A scribe line provided between the formation areas ,
A semiconductor wafer having a TEG pattern on a part of the scribe line or the IC forming region, in the semiconductor device in which is divided into individual IC chips through the scribing line forming region is divided into the IC chip Before the IC formation area
Are a gate electrode, a first-layer wiring, a second
The wiring of the layer and the wiring of the third layer are provided, and the TEG pattern before being divided into the IC chips is
In the formation region, the gate electrode, the first layer wiring,
Corresponding to the second layer wiring and the third layer wiring
The TEG pattern made of the same material
Are, and the semiconductor substrate positioned at both ends of the TEG pattern
Is provided with a ground area , and at least the ground is provided at both ends of the TEG pattern.

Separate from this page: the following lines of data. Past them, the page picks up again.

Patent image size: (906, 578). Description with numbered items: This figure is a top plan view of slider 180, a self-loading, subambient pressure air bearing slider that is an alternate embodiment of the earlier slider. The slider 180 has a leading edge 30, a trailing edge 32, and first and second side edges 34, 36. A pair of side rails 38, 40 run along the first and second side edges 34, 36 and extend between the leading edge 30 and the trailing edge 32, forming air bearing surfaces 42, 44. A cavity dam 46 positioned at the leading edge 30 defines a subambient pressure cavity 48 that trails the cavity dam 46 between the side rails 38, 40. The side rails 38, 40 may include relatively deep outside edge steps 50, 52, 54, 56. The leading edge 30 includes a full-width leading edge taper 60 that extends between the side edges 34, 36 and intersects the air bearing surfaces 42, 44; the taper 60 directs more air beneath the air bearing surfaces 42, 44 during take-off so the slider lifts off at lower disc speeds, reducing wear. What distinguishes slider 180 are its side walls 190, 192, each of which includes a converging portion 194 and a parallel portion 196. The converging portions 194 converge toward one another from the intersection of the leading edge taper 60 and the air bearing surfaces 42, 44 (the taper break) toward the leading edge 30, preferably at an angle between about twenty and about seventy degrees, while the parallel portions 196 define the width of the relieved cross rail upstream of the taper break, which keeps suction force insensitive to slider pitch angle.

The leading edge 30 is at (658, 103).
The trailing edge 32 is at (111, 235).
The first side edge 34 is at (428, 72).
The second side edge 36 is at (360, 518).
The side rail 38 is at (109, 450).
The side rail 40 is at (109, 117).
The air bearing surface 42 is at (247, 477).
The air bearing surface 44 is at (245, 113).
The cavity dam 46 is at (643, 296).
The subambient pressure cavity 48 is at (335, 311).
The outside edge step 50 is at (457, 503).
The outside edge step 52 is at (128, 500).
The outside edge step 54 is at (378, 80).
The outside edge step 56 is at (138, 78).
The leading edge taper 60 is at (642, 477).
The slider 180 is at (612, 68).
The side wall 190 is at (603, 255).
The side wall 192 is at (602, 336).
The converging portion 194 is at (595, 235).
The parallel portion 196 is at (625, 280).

The tungsten plug in contact with the region is electrically
It is fixed to the land and constitutes the TEG pattern.
The gate electrode, the first layer wiring, and the second layer
Wiring and the third layer wiring are tungsten plugs.
When the TEG pattern is observed, the TEG pattern is electrically fixed to the ground through the TEG pattern.
That a mechanism to prevent charge-up of
Characteristic semiconductor device. 2. The method according to claim 1, wherein both ends of the TEG pattern are
Between the gate electrode and the wiring of the first layer,
Between the wiring and the wiring of the second layer, and between the wiring
Between the third wiring and the third wiring,
A tungsten plug for electrical connection is provided, and the first-layer wiring pattern and the ground region are
Be fixed to ground via a tungsten plug
The semiconductor device according to claim 1, wherein: 3. A plurality of IC formation areas and said plurality of ICs
A scribe line provided between the formation areas ,
A semiconductor wafer having a TEG pattern on a part of the scribe line or the IC forming region, in the semiconductor device in which is divided into individual IC chips through the scribing line forming region is divided into the IC chip Before the IC formation area
Is the floating gate, the floating gate
The control gate, which is arranged to overlap on the above,
The floating gate and the control gate
A source electrode and a drain electrode provided so as to sandwich the
Disposed above the source electrode and the drain electrode
A first wiring, and a first wiring provided on the first wiring.
Nonvolatile semiconductor memory device having at least two wirings
Of the TEG pattern before being divided into the IC chips.
In the formation area, the floating gate and the controller
A roll gate, the source electrode, the drain electrode,
In a layer corresponding to the first wiring and the second wiring
The TEG pattern made of the same material is provided , and at least the ground is provided at both ends of the TEG pattern.
The tungsten plug in electrical contact with the region
TEG pattern fixed to the ground
The control gate and the source electrode.
Pole, the drain electrode, the first wiring, and the
2 wiring is electrically grounded through a tungsten plug
When the TEG pattern is observed, the TEG pattern is fixed.
That a mechanism to prevent charge-up of
Characteristic semiconductor device.